The Vaccine Passport - news and views

I now have a Vaccine Passport. I thought it might be of interest to describe setting it up and how it works. The Vaccine Passport – it says that it is intended to support travel abroad – is a smartphone application which has been available since the 17th May, but I gave it a week just in case. If there had been major problems with it, I was happy to let someone else find that out.

There’s an app for everything these days. There’s a NHS (National Health Service) app, which allows you to schedule doctor’s appointments, re-order prescriptions and so forth; and the passport has been added to that. So, having downloaded the NHS app, you have to set the vaccine passport up. You enter personal data – name, DOB, NHS number, address, email address and so on. The personal information allows the app to find your medical records on the NHS IT system. You can limit cookies to essential only. The app then uses your phone camera three times. (1) – it takes a picture of your face; (2) – you have to take a photo of an item of photo ID – passport, driving licence etc (there are workarounds if you have no photo ID); (3) it does some weird facial recognition thing to confirm that your face matches the photo ID. If it’s all in order, you’re set up and good to go.

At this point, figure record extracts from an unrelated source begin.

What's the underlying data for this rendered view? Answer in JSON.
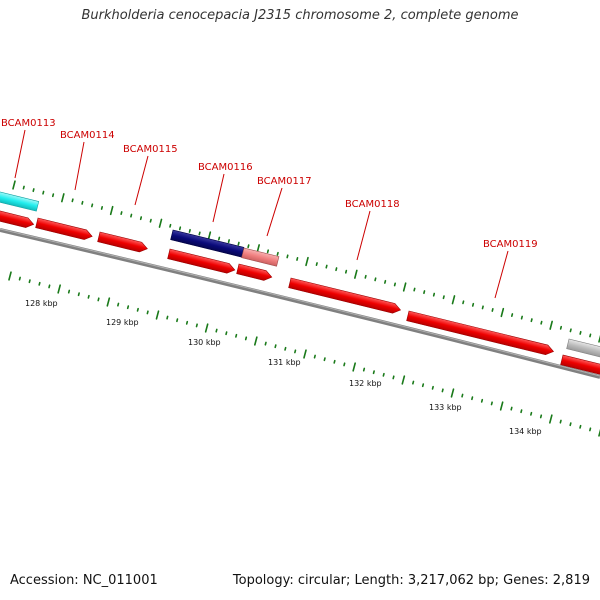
{
  "title": "Burkholderia cenocepacia J2315 chromosome 2, complete genome",
  "footer": {
    "accession": "Accession: NC_011001",
    "summary": "Topology: circular; Length: 3,217,062 bp; Genes: 2,819"
  },
  "colors": {
    "label": "#cc0000",
    "gene_red": "#ee0000",
    "gene_cyan": "#22eeee",
    "gene_navy": "#0a0a7a",
    "gene_pink": "#f08080",
    "gene_gray": "#bbbbbb",
    "backbone": "#808080",
    "tick": "#1a7a1a"
  },
  "scale_labels": [
    "128 kbp",
    "129 kbp",
    "130 kbp",
    "131 kbp",
    "132 kbp",
    "133 kbp",
    "134 kbp"
  ],
  "gene_labels": [
    "BCAM0113",
    "BCAM0114",
    "BCAM0115",
    "BCAM0116",
    "BCAM0117",
    "BCAM0118",
    "BCAM0119"
  ]
}
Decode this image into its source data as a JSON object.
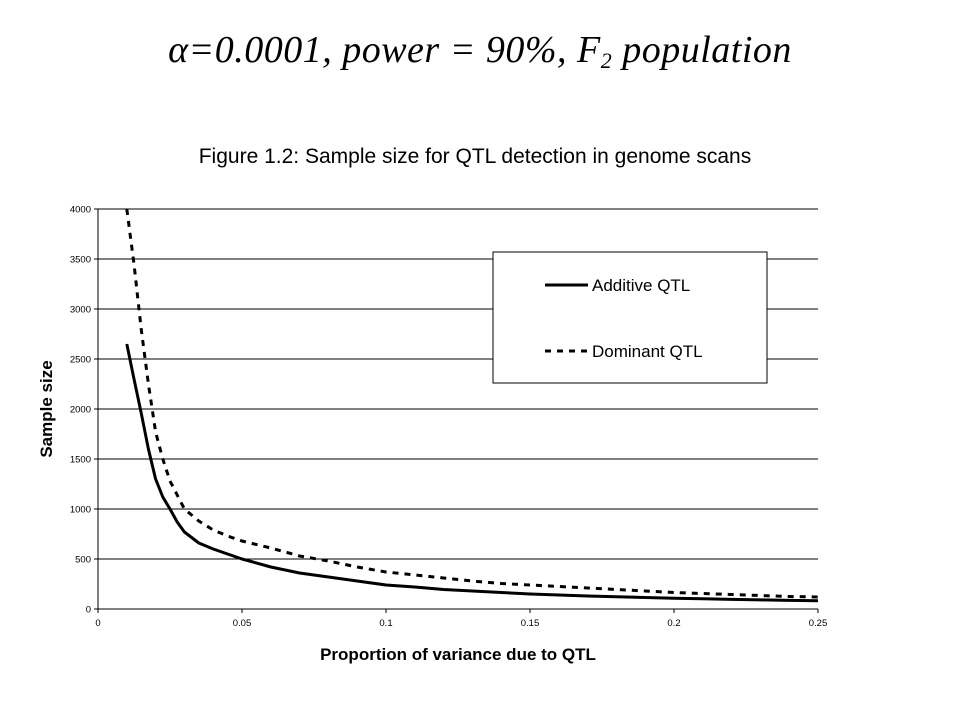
{
  "slide": {
    "alpha_symbol": "α",
    "title_main": "=0.0001, power = 90%, F",
    "title_subscript": "2",
    "title_tail": " population"
  },
  "chart_data": {
    "type": "line",
    "title": "Figure 1.2: Sample size for QTL detection in genome scans",
    "xlabel": "Proportion of variance due to QTL",
    "ylabel": "Sample size",
    "xlim": [
      0,
      0.25
    ],
    "ylim": [
      0,
      4000
    ],
    "x_ticks": [
      0,
      0.05,
      0.1,
      0.15,
      0.2,
      0.25
    ],
    "x_tick_labels": [
      "0",
      "0.05",
      "0.1",
      "0.15",
      "0.2",
      "0.25"
    ],
    "y_ticks": [
      0,
      500,
      1000,
      1500,
      2000,
      2500,
      3000,
      3500,
      4000
    ],
    "y_tick_labels": [
      "0",
      "500",
      "1000",
      "1500",
      "2000",
      "2500",
      "3000",
      "3500",
      "4000"
    ],
    "grid": "horizontal",
    "legend_position": "top-right",
    "series": [
      {
        "name": "Additive QTL",
        "style": "solid",
        "color": "#000000",
        "x": [
          0.01,
          0.0125,
          0.015,
          0.0175,
          0.02,
          0.0225,
          0.025,
          0.0275,
          0.03,
          0.035,
          0.04,
          0.045,
          0.05,
          0.06,
          0.07,
          0.08,
          0.09,
          0.1,
          0.11,
          0.12,
          0.13,
          0.14,
          0.15,
          0.16,
          0.17,
          0.18,
          0.19,
          0.2,
          0.21,
          0.22,
          0.23,
          0.24,
          0.25
        ],
        "y": [
          2650,
          2300,
          1960,
          1600,
          1300,
          1120,
          1000,
          870,
          770,
          660,
          600,
          550,
          500,
          420,
          360,
          320,
          280,
          240,
          220,
          195,
          180,
          165,
          150,
          140,
          130,
          122,
          115,
          108,
          102,
          96,
          91,
          86,
          82
        ]
      },
      {
        "name": "Dominant QTL",
        "style": "dashed",
        "color": "#000000",
        "x": [
          0.01,
          0.0125,
          0.015,
          0.0175,
          0.02,
          0.0225,
          0.025,
          0.0275,
          0.03,
          0.035,
          0.04,
          0.045,
          0.05,
          0.06,
          0.07,
          0.08,
          0.09,
          0.1,
          0.11,
          0.12,
          0.13,
          0.14,
          0.15,
          0.16,
          0.17,
          0.18,
          0.19,
          0.2,
          0.21,
          0.22,
          0.23,
          0.24,
          0.25
        ],
        "y": [
          4000,
          3450,
          2800,
          2250,
          1770,
          1500,
          1280,
          1140,
          1000,
          880,
          790,
          730,
          680,
          610,
          530,
          480,
          420,
          370,
          340,
          310,
          280,
          255,
          240,
          225,
          210,
          195,
          180,
          165,
          155,
          145,
          135,
          125,
          120
        ]
      }
    ]
  }
}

To use the passport (“Share Your COVID-19 Status - View and share proof of your COVID-19 status for travel”) you enter email and password (you can do fingerprint or facial recognition instead). It pings you a 6 digit code; you enter the code; and the passport consists of a screen showing your details, vaccination history and a big matrix code (which says that it expires 20th June).

And there I run out of information. Mrs T got her phone and tried to read the code – it isn’t readable. I guess you have to have the right software installed to read it. I presume the code takes you to the photo taken when the app was setting up, to verify whose status – and indeed passport – this is.

All in all, does what it says on the tin.